Today I am in California for a hearing before the Board of Governors, which is the elected body that oversees the state bar exam. For the past 18 months, I have been part of a research team (with Richard Sander, Vik Amar, Doug Williams, and Stephen Klein) seeking California data to test a possible mismatch effect in law schools. The substance of the hearing today (see agenda here) was to determine whether we would be permitted to obtain regression results, via the Bar's own longtime psychometrician, from the Bar's rich archive of historical data.
After hearing approximately 50 minutes of prepared testimony from those for and against our study, the Board voted to deny our data request. Based on the tenor of the meeting, which was set by a well-organized opposition led by Cheryl Harris (UCLA Law) and Michele Landis Dauber (Stanford Law), the vote turned on legal uncertainties surrounding candidate confidentiality and consent.
Acceding to these concerns has, in my opinion,
three major flaws: (a) 0ur research team would only have access to
regression tables with results aggregated among groups of schools, so
no individually identifiable information would ever be released to
researchers or the public; (b) we would, at all times, be subject to
university IRB protocols; and (c) the broad construction given to
consent in this context suggests that much of the research sponsored by
the California Bar over the last 20 years has been unlawful; moreover,
this decision casts doubt on the scope of any future research by the
California Bar.
[Note: Richard Lempert (Michigan Law and formerly chair of the NSF Law & Social Science Program), wrote this memo on the IRB issue, which he graciously forwarded to our research team in advance of the hearing. Rick's assessment, however, is quite different from my own experience in obtaining IRB approval at three different institutions for projects which raised, in my opinion, much more significant human subjects issues. Regardless, no research would occur without IRB approval; that should be obvious to all parties involved.]
Of course, the Board of Governors is not an adjudicative body -- rather, in this
case, it is the regulatory unit that would be dragged into court if it
approved our proposal. Thus, on one level, I can understand the institutional
reasons for taking a cautious approach. (For a snapshot of the public debate leading up to this decision, see this National Law Journal op-ed by Cheryl Harris and Walter Allen, and our NLJ response; in the spirit of transparency, all documents related to our projects are posted on this website.)

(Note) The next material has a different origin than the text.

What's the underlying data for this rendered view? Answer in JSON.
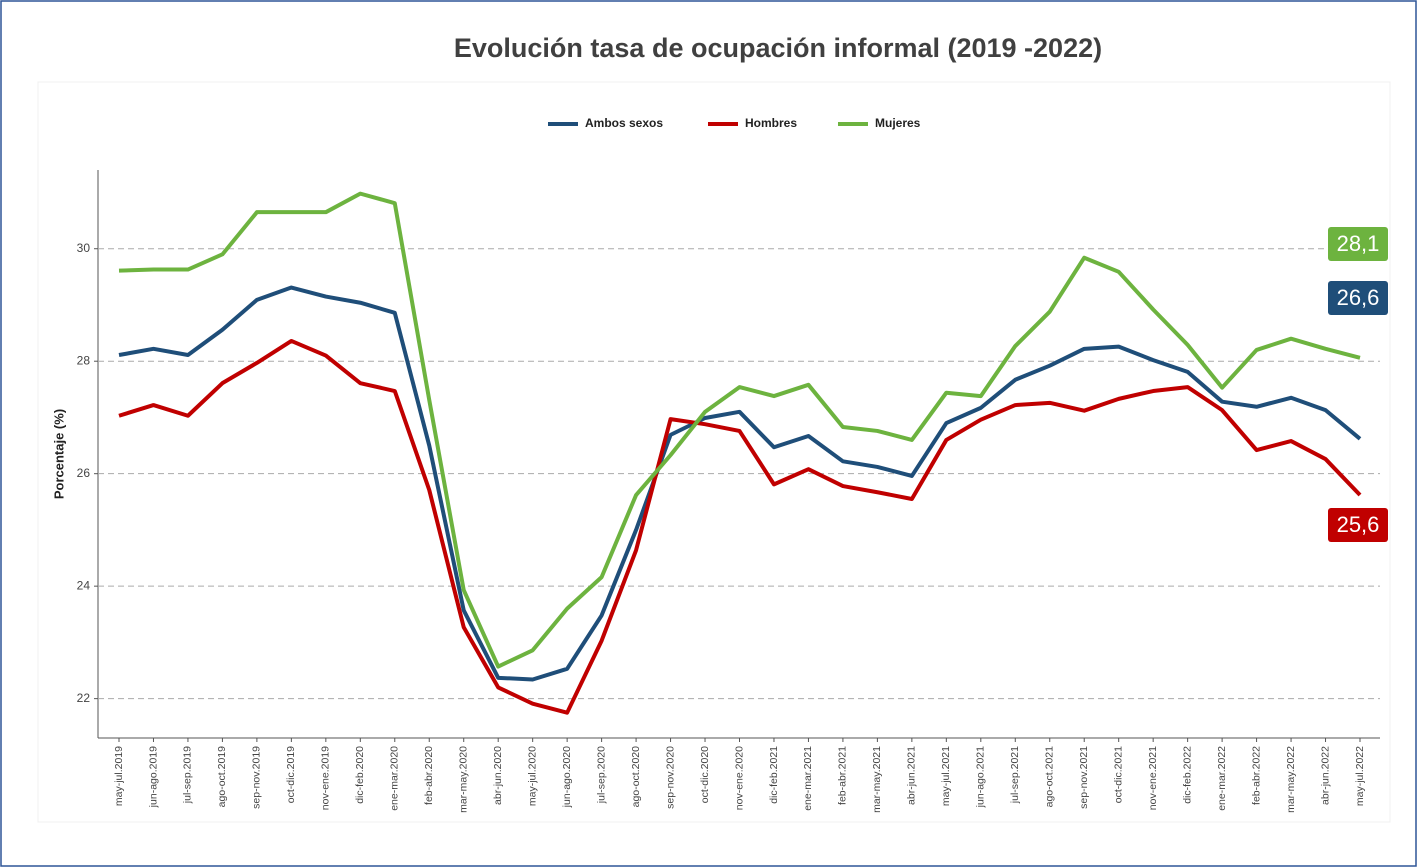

Although I am disappointed with the outcome, I am proud of the testimony we put on today. The basic theory underlying the mismatch effect is that recipients of large preferences (regardless of race) tend to learn less because the classroom instruction is pitched toward a modal student with significantly higher entering credentials. Honest researchers can argue over the methodology and inferences of Sander's Systemic Analysis study. But existing data provide little comfort that our current system is working well. Minority students are disproportionately clustered at the bottom of their class. Since LGPA is the single best predictor of bar passage, it is not surprising that these same students struggle on the bar examination. Sander's first choice/second choice analysis (in his 2005 Stan. L. Rev. response essay) suggests that law school performance and bar passage prospects actually increase when a student opts for a less elite law school. In my opinion, if this theory is wrong, it is imperative that it be debunked empirically rather than through efforts to withhold data.
As a lifelong Democrat and ardent supporter of racial diversity, I don't need to apologize for raising these issues. As a said in my prepared remarks, it does not follow that evidence of a mismatch effect requires the dismantling of racial preferences -- indeed, in my opinion, this would be a very bad idea.
But if we fail to diagnosis factors that contribute to low minority bar passage, we have no basis to formulate effective policy or educational strategies. Regardless of which way the data cut, our study would have guaranteed one of two favorable outcomes:
- Using the more refined California Bar exam (i.e., a continuous dependent variable rather than pass/fail and schools put in analytically useful clusters, unlike the LSAC-BPS data), the mismatch theory would have little or no empirical support. So a contentious academic theory would be put to bed, at least in the law school context.
- A mismatch effect would be supported, which would pressure law schools to take concrete steps to help current or prospective students. These might include: (a) disclosures that reveal bar passage prospects for past students with similar entering credentials; (b) creation of rigorous academic support programs (such as this one) that increase the bar passage for students in the bottom 1/2 of the class; and (c) identify curricular and teaching strategies that produce higher bar exam scores.
As legal educators, we should want more than the status quo.